I’ll include my D1S tracking info so you don’t feel left out. “Send to Chicago 11/08”
Number: LSxxCN
Package Status: In Transit
Destination Country: United States
2017-11-07 02:05 Origin Post is Preparing Shipment, We have received notice that the originating post is preparing to dispatch this mail piece.
2017-11-07 02:05 CHINA, GUANGZHOU EMS, Processed Through Facility
Origin Country: China
2017-11-08 22:42 Guangzhou, leave Guangzhou sent to Guangzhou Express Company
2017-11-08 22:42 Guangzhou, leave Guangzhou and send to Chicago.
2017-11-06 18:42 Guangzhou, Guangzhou Postal Courier logistics Company International Business Branch has received (name of the Collector: Jianbo, Tel: 18818911168)
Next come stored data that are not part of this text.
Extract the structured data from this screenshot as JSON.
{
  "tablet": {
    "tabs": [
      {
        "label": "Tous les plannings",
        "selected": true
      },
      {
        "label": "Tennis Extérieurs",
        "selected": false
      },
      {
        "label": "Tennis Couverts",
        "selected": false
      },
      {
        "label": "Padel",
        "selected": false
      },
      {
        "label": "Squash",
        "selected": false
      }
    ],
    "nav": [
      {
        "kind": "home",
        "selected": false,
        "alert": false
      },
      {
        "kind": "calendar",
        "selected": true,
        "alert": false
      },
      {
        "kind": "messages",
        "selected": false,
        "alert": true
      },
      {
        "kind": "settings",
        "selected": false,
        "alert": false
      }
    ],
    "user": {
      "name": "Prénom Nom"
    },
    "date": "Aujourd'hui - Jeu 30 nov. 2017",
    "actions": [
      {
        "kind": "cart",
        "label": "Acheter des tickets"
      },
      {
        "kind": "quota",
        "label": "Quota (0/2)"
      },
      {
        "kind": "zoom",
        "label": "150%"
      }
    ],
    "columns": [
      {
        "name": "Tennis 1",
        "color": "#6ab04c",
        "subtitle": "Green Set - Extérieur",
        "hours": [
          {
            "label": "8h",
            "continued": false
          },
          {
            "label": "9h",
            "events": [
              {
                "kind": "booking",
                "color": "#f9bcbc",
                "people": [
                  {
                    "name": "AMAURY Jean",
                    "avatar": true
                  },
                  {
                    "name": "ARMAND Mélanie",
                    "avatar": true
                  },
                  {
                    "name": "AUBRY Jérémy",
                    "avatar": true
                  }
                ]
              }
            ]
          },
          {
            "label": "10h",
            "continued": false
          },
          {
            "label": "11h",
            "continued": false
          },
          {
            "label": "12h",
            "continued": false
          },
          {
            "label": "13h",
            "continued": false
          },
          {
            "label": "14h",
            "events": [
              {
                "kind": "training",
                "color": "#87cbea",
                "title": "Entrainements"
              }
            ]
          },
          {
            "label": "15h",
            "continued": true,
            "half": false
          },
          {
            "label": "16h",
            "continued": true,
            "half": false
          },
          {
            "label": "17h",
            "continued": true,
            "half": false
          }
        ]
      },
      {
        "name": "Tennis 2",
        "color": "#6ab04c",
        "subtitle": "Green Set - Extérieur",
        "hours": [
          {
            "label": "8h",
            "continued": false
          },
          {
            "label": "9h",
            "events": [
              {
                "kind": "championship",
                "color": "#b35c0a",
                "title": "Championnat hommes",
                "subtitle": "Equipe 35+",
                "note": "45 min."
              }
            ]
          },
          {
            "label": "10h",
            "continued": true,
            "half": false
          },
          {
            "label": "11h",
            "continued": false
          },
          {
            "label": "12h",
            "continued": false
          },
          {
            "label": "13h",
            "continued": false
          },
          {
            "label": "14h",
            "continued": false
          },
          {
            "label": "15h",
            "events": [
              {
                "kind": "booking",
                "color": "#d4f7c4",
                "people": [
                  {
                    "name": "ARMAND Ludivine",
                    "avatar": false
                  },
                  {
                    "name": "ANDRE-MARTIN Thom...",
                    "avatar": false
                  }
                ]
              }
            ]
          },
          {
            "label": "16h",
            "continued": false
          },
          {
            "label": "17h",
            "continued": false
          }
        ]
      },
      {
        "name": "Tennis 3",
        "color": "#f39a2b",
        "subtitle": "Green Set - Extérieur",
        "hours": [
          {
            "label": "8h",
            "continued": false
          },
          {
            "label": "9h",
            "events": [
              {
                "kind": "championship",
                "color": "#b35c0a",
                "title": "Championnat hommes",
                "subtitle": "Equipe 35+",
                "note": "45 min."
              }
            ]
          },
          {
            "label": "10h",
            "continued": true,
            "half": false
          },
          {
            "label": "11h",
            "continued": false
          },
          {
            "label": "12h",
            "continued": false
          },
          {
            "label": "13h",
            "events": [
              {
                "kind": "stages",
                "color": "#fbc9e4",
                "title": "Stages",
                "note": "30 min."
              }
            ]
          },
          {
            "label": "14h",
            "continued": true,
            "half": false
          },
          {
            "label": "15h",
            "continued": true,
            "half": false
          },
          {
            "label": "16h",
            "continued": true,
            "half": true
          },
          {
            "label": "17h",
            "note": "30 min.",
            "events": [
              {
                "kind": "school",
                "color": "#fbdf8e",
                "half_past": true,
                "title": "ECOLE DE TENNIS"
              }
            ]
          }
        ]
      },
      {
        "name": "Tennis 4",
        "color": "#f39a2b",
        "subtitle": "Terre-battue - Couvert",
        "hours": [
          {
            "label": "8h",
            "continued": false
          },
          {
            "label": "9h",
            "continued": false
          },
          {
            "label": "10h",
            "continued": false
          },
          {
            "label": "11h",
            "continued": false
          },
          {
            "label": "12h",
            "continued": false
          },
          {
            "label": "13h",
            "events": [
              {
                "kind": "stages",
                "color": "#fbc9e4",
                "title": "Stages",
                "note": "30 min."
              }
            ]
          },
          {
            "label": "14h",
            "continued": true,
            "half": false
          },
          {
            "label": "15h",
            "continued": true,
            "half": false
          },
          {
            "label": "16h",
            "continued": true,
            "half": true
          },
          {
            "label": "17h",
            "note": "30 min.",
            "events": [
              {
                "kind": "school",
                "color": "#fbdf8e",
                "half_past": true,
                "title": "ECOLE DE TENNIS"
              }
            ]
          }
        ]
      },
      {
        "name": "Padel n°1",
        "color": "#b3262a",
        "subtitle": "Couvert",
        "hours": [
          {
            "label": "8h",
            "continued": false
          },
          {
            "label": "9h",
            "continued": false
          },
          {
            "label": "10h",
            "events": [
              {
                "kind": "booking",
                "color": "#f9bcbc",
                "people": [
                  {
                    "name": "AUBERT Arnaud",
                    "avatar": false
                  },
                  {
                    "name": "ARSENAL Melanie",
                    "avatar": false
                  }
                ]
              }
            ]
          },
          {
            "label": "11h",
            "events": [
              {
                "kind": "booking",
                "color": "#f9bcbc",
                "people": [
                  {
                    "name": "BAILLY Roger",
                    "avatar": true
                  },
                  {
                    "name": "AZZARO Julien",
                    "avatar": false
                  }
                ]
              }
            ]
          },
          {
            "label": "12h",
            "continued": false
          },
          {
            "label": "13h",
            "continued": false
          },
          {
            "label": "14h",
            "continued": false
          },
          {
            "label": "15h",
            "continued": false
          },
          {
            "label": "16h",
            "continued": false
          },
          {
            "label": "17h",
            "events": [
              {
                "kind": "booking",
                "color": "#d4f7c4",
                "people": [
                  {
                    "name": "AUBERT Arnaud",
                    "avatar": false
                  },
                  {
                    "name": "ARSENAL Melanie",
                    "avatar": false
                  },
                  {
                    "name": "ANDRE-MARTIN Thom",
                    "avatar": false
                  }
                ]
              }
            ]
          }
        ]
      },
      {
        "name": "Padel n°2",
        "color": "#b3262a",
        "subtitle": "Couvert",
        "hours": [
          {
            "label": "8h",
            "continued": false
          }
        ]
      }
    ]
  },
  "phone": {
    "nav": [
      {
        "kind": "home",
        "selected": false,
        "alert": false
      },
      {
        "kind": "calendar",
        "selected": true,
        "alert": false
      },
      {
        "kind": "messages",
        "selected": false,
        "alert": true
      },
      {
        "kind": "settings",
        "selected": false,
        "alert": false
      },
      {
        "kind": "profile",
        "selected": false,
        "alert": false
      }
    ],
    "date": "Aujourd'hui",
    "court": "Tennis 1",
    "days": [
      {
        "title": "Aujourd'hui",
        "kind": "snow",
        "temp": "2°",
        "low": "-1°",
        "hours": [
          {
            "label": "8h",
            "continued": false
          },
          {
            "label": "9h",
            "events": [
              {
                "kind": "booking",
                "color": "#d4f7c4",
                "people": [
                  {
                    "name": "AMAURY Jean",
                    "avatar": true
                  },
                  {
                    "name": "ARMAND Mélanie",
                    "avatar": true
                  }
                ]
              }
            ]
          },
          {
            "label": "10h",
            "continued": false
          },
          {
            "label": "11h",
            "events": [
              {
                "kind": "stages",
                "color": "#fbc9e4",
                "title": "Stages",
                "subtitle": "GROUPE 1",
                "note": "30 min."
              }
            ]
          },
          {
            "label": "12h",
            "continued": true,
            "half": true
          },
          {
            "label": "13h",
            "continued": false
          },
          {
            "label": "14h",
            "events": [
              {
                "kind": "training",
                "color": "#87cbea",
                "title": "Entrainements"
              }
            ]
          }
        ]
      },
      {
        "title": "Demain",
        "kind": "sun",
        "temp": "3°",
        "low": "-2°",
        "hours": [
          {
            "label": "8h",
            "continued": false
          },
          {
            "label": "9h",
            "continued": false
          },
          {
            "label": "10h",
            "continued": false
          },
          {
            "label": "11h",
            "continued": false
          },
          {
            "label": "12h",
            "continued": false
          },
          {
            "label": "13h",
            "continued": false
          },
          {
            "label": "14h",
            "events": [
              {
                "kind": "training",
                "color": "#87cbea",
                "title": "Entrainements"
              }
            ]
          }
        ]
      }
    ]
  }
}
Since it requires soldering for each reflash, I’ve been kinda waiting until I go back to tweak thermal regulation again… and I’ve dragged my feet on that because it’s a long and obnoxious process.
My last D4 thermal regulation test showed some pretty annoying oscillation, but perhaps it’d be fine on something with a lower power-to-mass ratio. Perhaps I should flash the D1 as-is and find out.
Wish these enthusiast lights would create a way to easily re-flash the light. Now that mfg’s have entire lines of fancy lights it makes sense. You want to keep a user in your product line give them a consistent experience from light to light through firmware updates.
Finding a place to fit a USB port, though, is not so great. Or fitting the internals to handle it.
With a bigger MCU, though, direct USB reflashing is at least possible. Some of the atmega chips support it. They’re a bit overkill for flashlight purposes, but it was nice being able to reflash my keyboard that way.
I can’t quite put my finger on why exactly, but something about its strictly utilitarian minimalist design makes it seem distinctly different than other lights. It’s like it sheds a pretense of being aesthetic in nature and instead is unabashedly functional in an unromantic and frugal kind of way. It has not a single detail which can truly be called fanciful or cosmetic, posh or indulgent. Even the label on its tailcap serves a practical purpose, to indicate make, model, and what it does. Not unlike the first few days of owning a label maker, in which everything in the house receives plain labels like “table”, “door”, or “cat” (sorry about that, Mister Bigglesworth). Its strict adherence to purely pragmatic plain-ness is kind of an aesthetic of its own, like manufactured buildings made entirely of right angles and concrete. Or, more appropriately, like a rocket which consists only of an exhaust cone and a column of fuel.
I kind of like it better in 18350 shorty form, because then it’s even more blatant that it’s mostly just a big reflector with a power source and a shell, and really challenges traditional ideas of what a flashlight is supposed to look like.
It is, regardless, very good at what it does… but “what it does” is not “look pretty on a shelf”. It’s made to be used.